Wave-Specific Outcomes:
- Wave 7 (Omicron BA.5): Correctly identified at 14 days by both cumulative methods and the LLM (F1 = 1.00).
- Wave 6 (Omicron BA.1): Undetected by all methods (F1 = 0.00). The authors attribute this to the wave's origins (Okinawa and Chugoku) being linked to early cluster events that predated entry into the routine domestic surveillance system, meaning the input data lacked the necessary signal.
Feature Engineering: The study notes that the LLM did not process raw data but rather human-designed epidemiological summaries.
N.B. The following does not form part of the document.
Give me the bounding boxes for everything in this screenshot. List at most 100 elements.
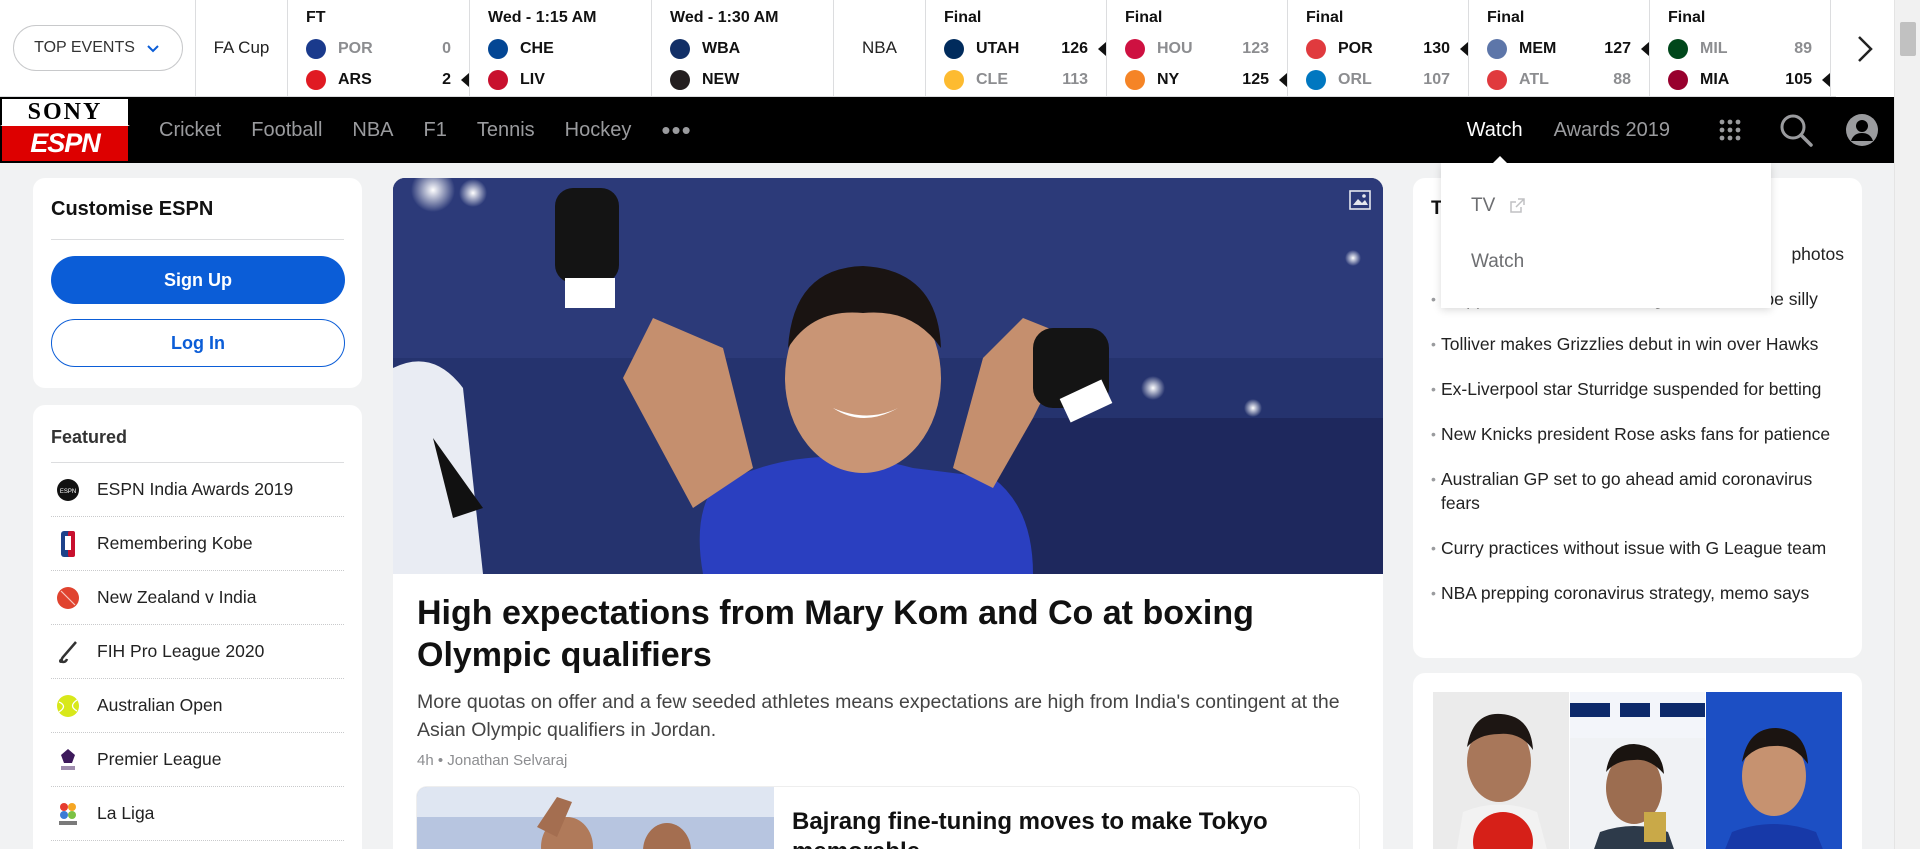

The performance may reflect the quality of this feature engineering as much as the model's reasoning.

Significance and Claims
The paper claims that the cumulative historical weighting mechanism, rather than the LLM's specific reasoning capabilities, is the primary driver of performance improvement in early epidemic origin identification. The convergence of the transparent statistical method (F1 = 0.51) and the LLM (F1 = 0.52) suggests that for structured spatial reasoning tasks in epidemiology, simple arithmetic implementations of historical priors are sufficient and preferable due to their transparency, auditability, and lack of dependency on AI infrastructure.
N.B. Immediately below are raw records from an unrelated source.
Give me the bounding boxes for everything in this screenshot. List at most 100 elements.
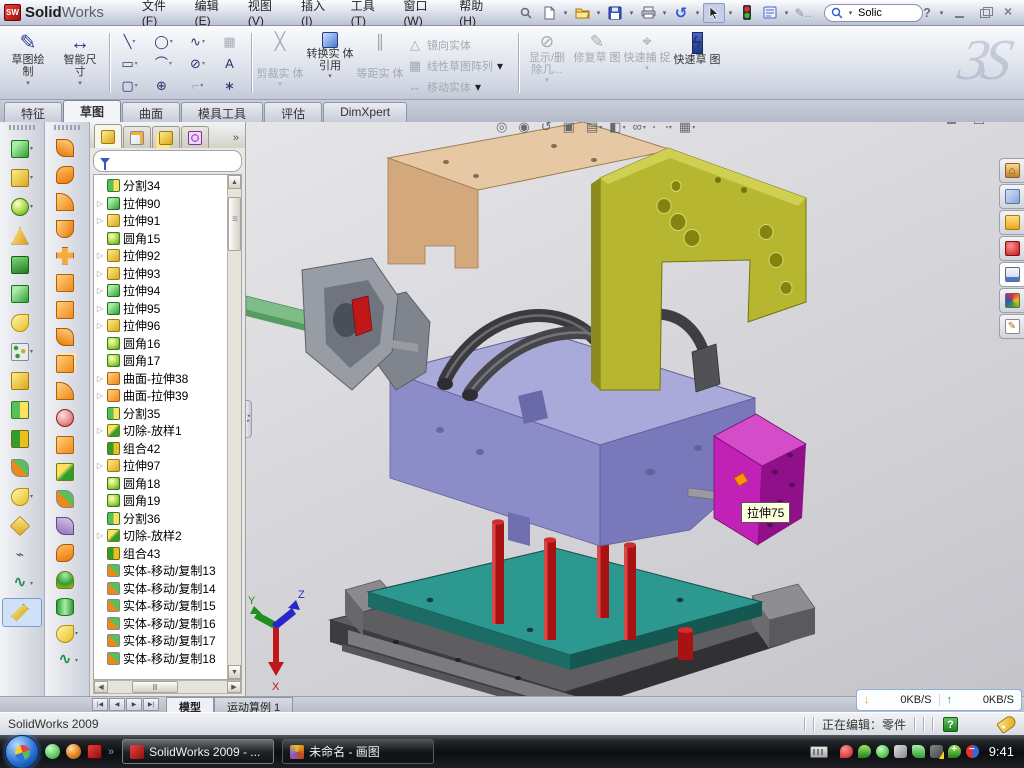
- hud-caret[interactable]: ▾: [669, 124, 672, 131]
- feature-tree-item[interactable]: ▷ 切除-放样1: [94, 422, 227, 440]
- toolbar-caret[interactable]: ▾: [30, 348, 33, 355]
- expand-arrow[interactable]: ▷: [96, 199, 104, 208]
- volume-icon[interactable]: [894, 745, 907, 758]
- tab-nav-button[interactable]: ▶: [126, 698, 142, 711]
- select-caret[interactable]: ▾: [726, 9, 735, 17]
- expand-arrow[interactable]: ▷: [96, 531, 104, 540]
- curve-through-points-icon[interactable]: ▾: [2, 540, 42, 569]
- rib-icon[interactable]: ▾: [2, 279, 42, 308]
- freeform-icon[interactable]: ▾: [47, 620, 87, 647]
- command-button[interactable]: ⊘ 显示/删 除几... ▾: [522, 29, 572, 97]
- feature-tree-item[interactable]: ▷ 圆角17: [94, 352, 227, 370]
- toolbar-grip[interactable]: [54, 125, 80, 130]
- feature-tree-item[interactable]: ▷ 拉伸96: [94, 317, 227, 335]
- solidworks-quicklaunch-icon[interactable]: [87, 744, 102, 759]
- keyboard-layout-icon[interactable]: [810, 746, 828, 758]
- toolbar-caret[interactable]: ▾: [30, 174, 33, 181]
- sketch-picture-icon[interactable]: ▦ ▾: [215, 31, 248, 52]
- display-style-icon[interactable]: ◧ ▾: [607, 122, 627, 136]
- point-icon[interactable]: ∗ ▾: [215, 75, 248, 96]
- scroll-left-button[interactable]: ◀: [94, 681, 108, 693]
- options-caret[interactable]: ▾: [782, 9, 791, 17]
- search-caret[interactable]: ▾: [846, 9, 855, 17]
- rectangle-icon[interactable]: ▭ ▾: [113, 53, 146, 74]
- swept-surface-icon[interactable]: ▾: [47, 134, 87, 161]
- featuremanager-tab-icon[interactable]: [94, 124, 122, 148]
- status-help-icon[interactable]: ?: [943, 717, 958, 732]
- feature-tree-item[interactable]: ▷ 拉伸91: [94, 212, 227, 230]
- command-button[interactable]: ∥ 等距实 体 ▾: [355, 29, 405, 97]
- fillet-icon[interactable]: ▾: [2, 192, 42, 221]
- ribbon-tab[interactable]: DimXpert: [323, 102, 407, 122]
- move-copy-body-icon[interactable]: ▾: [2, 453, 42, 482]
- mid-surface-icon[interactable]: ▾: [47, 539, 87, 566]
- toolbar-caret[interactable]: ▾: [75, 630, 78, 637]
- extruded-cut-icon[interactable]: ▾: [2, 163, 42, 192]
- taskbar-window-button[interactable]: 未命名 - 画图: [282, 739, 434, 764]
- slot-icon[interactable]: ▢ ▾: [113, 75, 146, 96]
- toolbar-caret[interactable]: ▾: [30, 580, 33, 587]
- scroll-thumb[interactable]: Ⅲ: [132, 681, 178, 693]
- feature-tree-item[interactable]: ▷ 实体-移动/复制18: [94, 650, 227, 668]
- tab-nav-button[interactable]: ◀: [109, 698, 125, 711]
- scroll-thumb[interactable]: [228, 197, 241, 251]
- hud-caret[interactable]: ▾: [692, 124, 695, 131]
- doc-close-button[interactable]: [996, 122, 1014, 126]
- taskbar-clock[interactable]: 9:41: [989, 744, 1014, 759]
- command-button[interactable]: ⌖ 快速捕 捉 ▾: [622, 29, 672, 97]
- tag-icon[interactable]: [996, 714, 1018, 734]
- scroll-down-button[interactable]: ▼: [228, 665, 241, 679]
- zoom-fit-icon[interactable]: ◎ ▾: [494, 122, 513, 136]
- revolved-surface-icon[interactable]: ▾: [47, 161, 87, 188]
- boundary-boss-icon[interactable]: ▾: [2, 511, 42, 540]
- feature-tree-item[interactable]: ▷ 切除-放样2: [94, 527, 227, 545]
- tool-caret[interactable]: ▾: [135, 60, 138, 67]
- command-button[interactable]: ϟ 快速草 图 ▾: [672, 29, 722, 97]
- quick-launch-more[interactable]: »: [108, 746, 114, 758]
- select-cursor-icon[interactable]: [703, 3, 725, 23]
- arc-icon[interactable]: ⌒ ▾: [147, 53, 180, 74]
- sketch-pen-icon[interactable]: ✎..: [792, 3, 814, 23]
- expand-arrow[interactable]: ▷: [96, 216, 104, 225]
- print-caret[interactable]: ▾: [660, 9, 669, 17]
- antivirus-icon[interactable]: [840, 745, 853, 758]
- linear-pattern-icon[interactable]: ▾: [2, 337, 42, 366]
- update-icon[interactable]: [876, 745, 889, 758]
- expand-arrow[interactable]: ▷: [96, 304, 104, 313]
- ribbon-tab[interactable]: 草图: [63, 100, 121, 122]
- command-button[interactable]: ✎ 修复草 图 ▾: [572, 29, 622, 97]
- security-shield-icon[interactable]: [858, 745, 871, 758]
- zoom-area-icon[interactable]: ◉ ▾: [516, 122, 535, 136]
- custom-properties-icon[interactable]: ✎: [999, 314, 1024, 339]
- restore-button[interactable]: [976, 6, 994, 20]
- tool-caret[interactable]: ▾: [202, 38, 205, 45]
- split-icon[interactable]: ▾: [2, 395, 42, 424]
- toolbar-caret[interactable]: ▾: [30, 203, 33, 210]
- feature-tree-item[interactable]: ▷ 圆角16: [94, 335, 227, 353]
- help-icon[interactable]: ?: [923, 5, 931, 20]
- text-icon[interactable]: A ▾: [215, 53, 248, 74]
- start-button[interactable]: [5, 735, 39, 768]
- search-box[interactable]: ▾: [824, 4, 923, 22]
- polygon-icon[interactable]: ⊕ ▾: [147, 75, 180, 96]
- sync-icon[interactable]: [966, 745, 979, 758]
- minimize-button[interactable]: [952, 6, 970, 20]
- command-caret[interactable]: ▾: [78, 79, 82, 87]
- tree-horizontal-scrollbar[interactable]: ◀ Ⅲ ▶: [93, 680, 242, 694]
- extruded-surface-icon[interactable]: ▾: [47, 188, 87, 215]
- open-caret[interactable]: ▾: [594, 9, 603, 17]
- tool-caret[interactable]: ▾: [135, 82, 138, 89]
- doc-minimize-button[interactable]: [944, 122, 962, 126]
- edit-appearance-icon[interactable]: ▾: [651, 122, 661, 133]
- open-icon[interactable]: [571, 3, 593, 23]
- replace-face-icon[interactable]: ▾: [47, 431, 87, 458]
- command-button[interactable]: ▦ 线性草图阵列 ▾: [405, 56, 515, 75]
- doc-restore-button[interactable]: [970, 122, 988, 126]
- tab-nav-button[interactable]: ▶|: [143, 698, 159, 711]
- feature-tree-item[interactable]: ▷ 组合42: [94, 440, 227, 458]
- command-caret[interactable]: ▾: [497, 59, 503, 73]
- knit-surface-icon[interactable]: ▾: [47, 350, 87, 377]
- feature-tree-item[interactable]: ▷ 拉伸93: [94, 265, 227, 283]
- new-document-icon[interactable]: [538, 3, 560, 23]
- tab-nav-button[interactable]: |◀: [92, 698, 108, 711]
The authors position this approach not as a replacement for genomic surveillance, but as a deployable, hypothesis-generating complement that can provide probabilistic origin estimates in real-time (within 14 days of onset) using only routinely available case data. The study emphasizes that while LLMs show substantial intrinsic geographic reasoning capacity (evidenced by the non-cumulative LLM's performance), their marginal advantage over transparent statistical methods in this specific context does not yet justify the complexity and cost of AI deployment in routine public health practice. The systematic failure in Wave 6 serves as a critical reminder that no analytical method can compensate for absent surveillance signals.